When I think about those long runs and workouts, I miss the feeling that came with them. I long to run long; I miss packing up my hydration vest with gels and electrolytes, amping myself to get out the door for a hard effort workout, and feeling powerful when I’ve conquered distances or paces I knew would be hard. It’s difficult not to feel discouraged or even inadequate over feeling incapable of doing things that were simply parts of training. I know, however, I have to be patient. I will get back to that point someday.

It’s hard not to let that ego creep in, though. Unfortunately, there is a stigma around run-walking, despite the numerous benefits it provides in keeping our bodies in an easy zone of effort to properly build up our aerobic capacities. Somewhere, someone told someone else that walk breaks do not make them a “real runner” or that they’re “weak.” That is simply untrue. All running is running, even if you must stop and walk, even if you stop and take a photo of a gorgeous sunrise, even if you cut a run short or drop out of a race.

Nothing makes you, me, or anyone else, any less of a runner. Run-walking is exactly what I need right now, and those runs are runs, with or without walking. Through these run-walks, I still have been able to rediscover the mental freedom and relief that I so desperately missed the months I went without running at all.
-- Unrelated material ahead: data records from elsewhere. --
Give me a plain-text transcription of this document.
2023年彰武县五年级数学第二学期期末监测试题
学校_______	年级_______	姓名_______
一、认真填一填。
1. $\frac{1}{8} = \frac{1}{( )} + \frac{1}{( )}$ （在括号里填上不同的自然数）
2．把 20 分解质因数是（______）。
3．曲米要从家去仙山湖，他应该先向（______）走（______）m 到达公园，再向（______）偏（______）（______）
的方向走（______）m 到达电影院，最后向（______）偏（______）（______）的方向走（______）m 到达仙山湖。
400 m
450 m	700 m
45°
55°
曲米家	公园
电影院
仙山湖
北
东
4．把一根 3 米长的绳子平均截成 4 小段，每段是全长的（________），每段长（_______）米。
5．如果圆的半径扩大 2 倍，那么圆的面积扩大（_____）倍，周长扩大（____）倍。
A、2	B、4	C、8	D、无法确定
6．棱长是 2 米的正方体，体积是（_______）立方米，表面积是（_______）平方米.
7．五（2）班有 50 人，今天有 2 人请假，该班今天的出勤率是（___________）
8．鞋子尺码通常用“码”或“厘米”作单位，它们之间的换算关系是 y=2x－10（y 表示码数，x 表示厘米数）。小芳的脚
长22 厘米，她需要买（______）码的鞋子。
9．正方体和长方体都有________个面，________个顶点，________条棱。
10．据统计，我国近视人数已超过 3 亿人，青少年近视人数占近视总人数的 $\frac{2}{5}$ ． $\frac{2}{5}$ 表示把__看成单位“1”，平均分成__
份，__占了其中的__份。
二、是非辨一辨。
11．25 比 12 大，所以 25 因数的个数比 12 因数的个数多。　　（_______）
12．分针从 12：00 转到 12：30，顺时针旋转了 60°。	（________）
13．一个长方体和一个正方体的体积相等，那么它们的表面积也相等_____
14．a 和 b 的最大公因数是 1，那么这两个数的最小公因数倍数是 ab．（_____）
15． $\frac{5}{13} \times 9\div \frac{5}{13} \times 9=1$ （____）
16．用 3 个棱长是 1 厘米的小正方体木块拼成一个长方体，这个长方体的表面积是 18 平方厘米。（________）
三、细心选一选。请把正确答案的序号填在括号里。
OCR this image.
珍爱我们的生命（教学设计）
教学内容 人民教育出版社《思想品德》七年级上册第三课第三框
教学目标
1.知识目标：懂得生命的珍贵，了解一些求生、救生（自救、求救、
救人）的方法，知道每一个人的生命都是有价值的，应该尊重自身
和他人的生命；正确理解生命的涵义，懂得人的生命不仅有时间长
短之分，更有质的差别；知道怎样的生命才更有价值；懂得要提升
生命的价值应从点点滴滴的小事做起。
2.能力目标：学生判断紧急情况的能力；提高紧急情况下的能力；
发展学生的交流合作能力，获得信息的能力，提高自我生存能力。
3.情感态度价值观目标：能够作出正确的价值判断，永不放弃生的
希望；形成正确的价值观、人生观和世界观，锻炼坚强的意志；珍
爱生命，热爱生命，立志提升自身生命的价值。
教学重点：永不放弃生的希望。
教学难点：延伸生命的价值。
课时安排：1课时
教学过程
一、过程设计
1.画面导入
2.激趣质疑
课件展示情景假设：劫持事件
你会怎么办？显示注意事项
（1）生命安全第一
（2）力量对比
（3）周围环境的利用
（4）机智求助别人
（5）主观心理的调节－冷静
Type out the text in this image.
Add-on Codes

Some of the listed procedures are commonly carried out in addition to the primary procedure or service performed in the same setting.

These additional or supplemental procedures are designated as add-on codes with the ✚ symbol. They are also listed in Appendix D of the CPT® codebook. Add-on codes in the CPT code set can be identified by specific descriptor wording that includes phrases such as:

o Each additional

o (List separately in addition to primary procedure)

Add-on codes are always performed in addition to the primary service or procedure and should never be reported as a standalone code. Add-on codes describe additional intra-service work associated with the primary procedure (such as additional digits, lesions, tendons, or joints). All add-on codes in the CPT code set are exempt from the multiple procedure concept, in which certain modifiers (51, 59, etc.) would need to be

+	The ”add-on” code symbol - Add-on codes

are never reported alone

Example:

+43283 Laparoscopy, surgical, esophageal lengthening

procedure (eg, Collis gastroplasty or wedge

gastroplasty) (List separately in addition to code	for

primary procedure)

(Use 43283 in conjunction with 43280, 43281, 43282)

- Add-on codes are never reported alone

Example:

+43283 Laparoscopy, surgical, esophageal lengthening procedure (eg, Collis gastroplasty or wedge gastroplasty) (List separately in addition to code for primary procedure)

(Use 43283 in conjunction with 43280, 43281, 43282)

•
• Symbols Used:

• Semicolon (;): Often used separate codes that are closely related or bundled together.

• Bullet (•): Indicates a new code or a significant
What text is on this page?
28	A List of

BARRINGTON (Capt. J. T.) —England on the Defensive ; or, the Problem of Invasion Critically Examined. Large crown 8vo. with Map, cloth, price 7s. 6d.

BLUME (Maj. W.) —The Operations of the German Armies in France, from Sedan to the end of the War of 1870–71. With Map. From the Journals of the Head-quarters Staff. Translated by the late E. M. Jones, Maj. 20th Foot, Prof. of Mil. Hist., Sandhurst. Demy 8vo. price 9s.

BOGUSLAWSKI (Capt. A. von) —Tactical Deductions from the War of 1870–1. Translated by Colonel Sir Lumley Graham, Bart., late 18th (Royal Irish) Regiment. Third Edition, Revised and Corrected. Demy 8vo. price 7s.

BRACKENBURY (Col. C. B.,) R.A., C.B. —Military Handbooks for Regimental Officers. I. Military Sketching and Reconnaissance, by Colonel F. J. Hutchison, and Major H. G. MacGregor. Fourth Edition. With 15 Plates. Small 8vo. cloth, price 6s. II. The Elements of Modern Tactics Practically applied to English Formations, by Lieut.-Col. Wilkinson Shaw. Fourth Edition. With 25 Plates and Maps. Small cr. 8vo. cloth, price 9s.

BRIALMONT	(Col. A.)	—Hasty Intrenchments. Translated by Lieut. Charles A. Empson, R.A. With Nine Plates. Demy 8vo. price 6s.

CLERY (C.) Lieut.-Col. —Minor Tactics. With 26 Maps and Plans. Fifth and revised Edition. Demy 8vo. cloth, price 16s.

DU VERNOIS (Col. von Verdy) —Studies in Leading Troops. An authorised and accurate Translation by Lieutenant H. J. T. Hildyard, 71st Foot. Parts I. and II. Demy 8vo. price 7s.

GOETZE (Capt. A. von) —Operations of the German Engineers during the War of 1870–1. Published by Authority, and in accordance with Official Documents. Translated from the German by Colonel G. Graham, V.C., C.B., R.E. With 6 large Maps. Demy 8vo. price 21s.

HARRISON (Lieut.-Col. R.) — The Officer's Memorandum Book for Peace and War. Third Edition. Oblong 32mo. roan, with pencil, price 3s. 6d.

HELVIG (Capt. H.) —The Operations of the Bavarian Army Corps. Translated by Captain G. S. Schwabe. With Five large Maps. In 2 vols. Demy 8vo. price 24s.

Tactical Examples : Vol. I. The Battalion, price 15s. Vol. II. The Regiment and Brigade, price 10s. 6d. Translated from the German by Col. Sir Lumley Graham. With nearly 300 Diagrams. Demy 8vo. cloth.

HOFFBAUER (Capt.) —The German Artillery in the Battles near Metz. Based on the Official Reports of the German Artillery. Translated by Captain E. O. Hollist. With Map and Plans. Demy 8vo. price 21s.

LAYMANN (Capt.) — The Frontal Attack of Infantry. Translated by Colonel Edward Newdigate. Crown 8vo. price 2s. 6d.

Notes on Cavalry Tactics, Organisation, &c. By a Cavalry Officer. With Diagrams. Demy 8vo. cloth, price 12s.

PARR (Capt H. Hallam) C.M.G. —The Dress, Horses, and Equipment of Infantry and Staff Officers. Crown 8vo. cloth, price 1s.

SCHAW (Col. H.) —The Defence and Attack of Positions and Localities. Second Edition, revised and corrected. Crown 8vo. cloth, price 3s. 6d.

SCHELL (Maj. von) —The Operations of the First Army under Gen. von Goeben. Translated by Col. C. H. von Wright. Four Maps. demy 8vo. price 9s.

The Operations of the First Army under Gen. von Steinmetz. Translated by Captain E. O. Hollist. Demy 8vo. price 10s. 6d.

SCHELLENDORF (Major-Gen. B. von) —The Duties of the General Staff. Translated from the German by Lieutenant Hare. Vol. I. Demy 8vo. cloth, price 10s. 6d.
I would rather run for five minutes than not run at all.

It is so important to recognize all efforts, all paces, all forms of running within our sport. Every effort is a valid effort. Showing up for a 20-minute run is just as important as showing up for a 20-mile run. Choosing a rest day when your body tells you to is just as important as deciding that feeling sleepy is not a justification to skip a training run. The mental and physical efforts you put in, every day and every season of your life are valid, and all runners should treat all runners equally and respectfully of those different efforts.

For now, I am sticking to run-walking, and making sure my boyfriend does too. The second I make running feel too hard for either one of us by increasing duration or speed too soon, that is the second we will both stop enjoying it — or in his case, he will never reach the point where he enjoys it at all.

Coaching him keeps me grounded in my own training. I have the outside perspective to see that taking it slow and keeping the effort easy is essential in his workouts — and I would be a hypocrite not to do the same for me. If I push it too soon, he could get injured, and I could get re-injured.

Runners love to push our bodies to the limits, out of stubbornness, ego, impatience, or simply wanting to believe our bodies are ready for something they’re not. But I have crossed over that limit a couple of times now, and I do not want to re-enter that state of burnout or injury. I would never want a new runner or a runner returning to the sport to do that either. Being his coach helps me think about what I would tell myself if I was my own coach, and those words are, “Take it easy.”

Each time I choose to hold back on my run-walks, on the pace or duration, I know I am making the right choice. The days I opt for cross-training or no workouts instead are likely doing more good than harm. I am still healing, still learning how to get back into running. My ego is screaming, my patience is dwindling, and my body is struggling, but at the end of the day I am running again. I’m grateful to share this experience with my boyfriend and with other runners, who might be going through a similar humbling experience or struggling on their runs.

Give your body and your mind grace. Running is hard for everyone. My hope is that we can all push past those hard moments and know it is all worth it, for our mental and physical health, and with the knowledge that getting through these tough seasons opens the door for those joyful runs, where we feel like we could go on forever.